By the time Harley Jane Kozak arrives at the Barnes & Noble bookstore for her 7:30 p.m. reading, the stage is set. Two rows of chairs borrowed from the cafe face a low table stacked with copies of her recently published second mystery novel, "Dating Is Murder." The seats, to Kozak's relief, are filled, but many of the faces are familiar -- a niece and her young husband, some friends, loose acquaintances, a former chauffeur from Kozak's acting days and four people with whom she has corresponded by e-mail.
Of the 19 people facing her, only six are strangers, which is not exactly what Kozak is after. The idea is to build a fan base among people who will buy her book for reasons other than personal loyalty, or even because they remember her career acting in soaps, movies ("Parenthood" and "When Harry Met Sally," among them) and TV pilots that crashed on takeoff.
But the event still works, because part of Kozak's mission is to sow seeds. Kozak comes from a big family -- she has seven bothers and sisters -- and has developed an even wider circle of friends, and on this weeklong seven-city tour, she hopes to marshal them all -- family, friends and fans -- into an unsuspecting army of Johnny Appleseeds to help spread the word.

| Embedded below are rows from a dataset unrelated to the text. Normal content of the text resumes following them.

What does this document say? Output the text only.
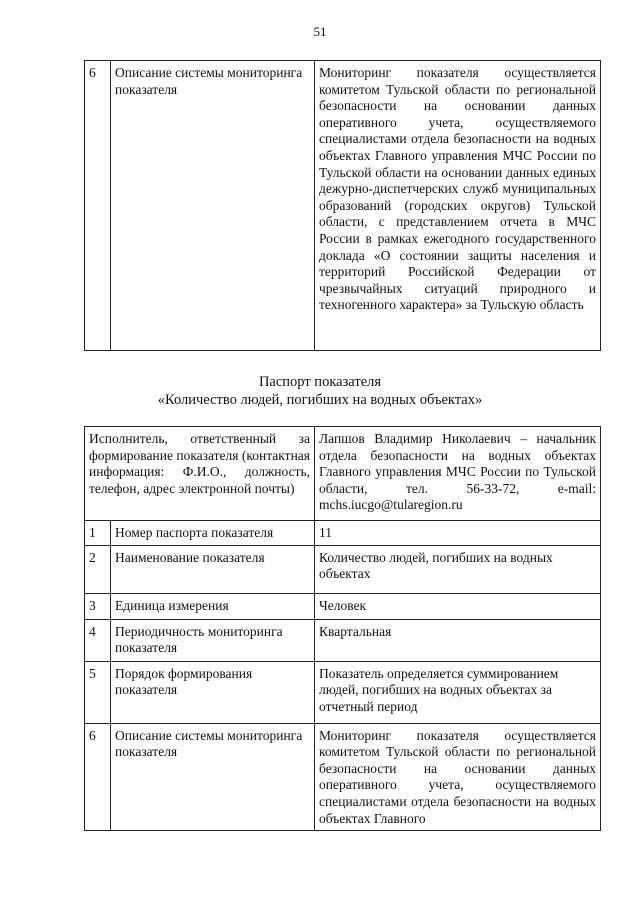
51
6	Описание системы мониторинга показателя	Мониторинг показателя осуществляется комитетом Тульской области по региональной безопасности на основании данных оперативного учета, осуществляемого специалистами отдела безопасности на водных объектах Главного управления МЧС России по Тульской области на основании данных единых дежурно-диспетчерских служб муниципальных образований (городских округов) Тульской области, с представлением отчета в МЧС России в рамках ежегодного государственного доклада «О состоянии защиты населения и территорий Российской Федерации от чрезвычайных ситуаций природного и техногенного характера» за Тульскую область
Паспорт показателя
«Количество людей, погибших на водных объектах»
Исполнитель, ответственный за формирование показателя (контактная информация: Ф.И.О., должность, телефон, адрес электронной почты)		Лапшов Владимир Николаевич – начальник отдела безопасности на водных объектах Главного управления МЧС России по Тульской области, тел. 56-33-72, e-mail: mchs.iucgo@tularegion.ru
1	Номер паспорта показателя	11
2	Наименование показателя	Количество людей, погибших на водных объектах
3	Единица измерения	Человек
4	Периодичность мониторинга показателя	Квартальная
5	Порядок формирования показателя	Показатель определяется суммированием людей, погибших на водных объектах за отчетный период
6	Описание системы мониторинга показателя	Мониторинг показателя осуществляется комитетом Тульской области по региональной безопасности на основании данных оперативного учета, осуществляемого специалистами отдела безопасности на водных объектах Главного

Kozak's writing career might hang in the balance. "Dating Is Murder" winds up her two-book deal with Doubleday, although her first, "Dating Dead Men," recently won an Agatha Award for best first novel. "My next book really is contingent upon how many people buy this book," says Kozak, who also scheduled a series of short forays to such places as San Mateo, San Diego and Scottsdale, Ariz. (With more than 70,000 of Kozak's books in print, Doubleday publicist Rachel Pace says she can't go on record with any contract details at this time, "but can say we are extremely pleased with how we've published Harley thus far.")
For many authors, the book tour is a literary Bataan Death March of long days, uncertain meals and strange beds; interviewers who didn't crack your book; and skeptical readers. "That doesn't sound like a lot of giggles," one woman drawled earlier in the day as she looked at the stack of copies of "Dating Is Murder" Kozak was about to sign at a Borders store here.
And then when the day's over, after a dinner that started at 9 p.m. and with a plane reservation for 8 the next morning, you try to connect with your real life back in Topanga Canyon, the hiss of cellular technology crossing time zones to deliver the heart pang that even though your children miss you and your husband reports there's no milk in the house, things at home are going on nicely without you.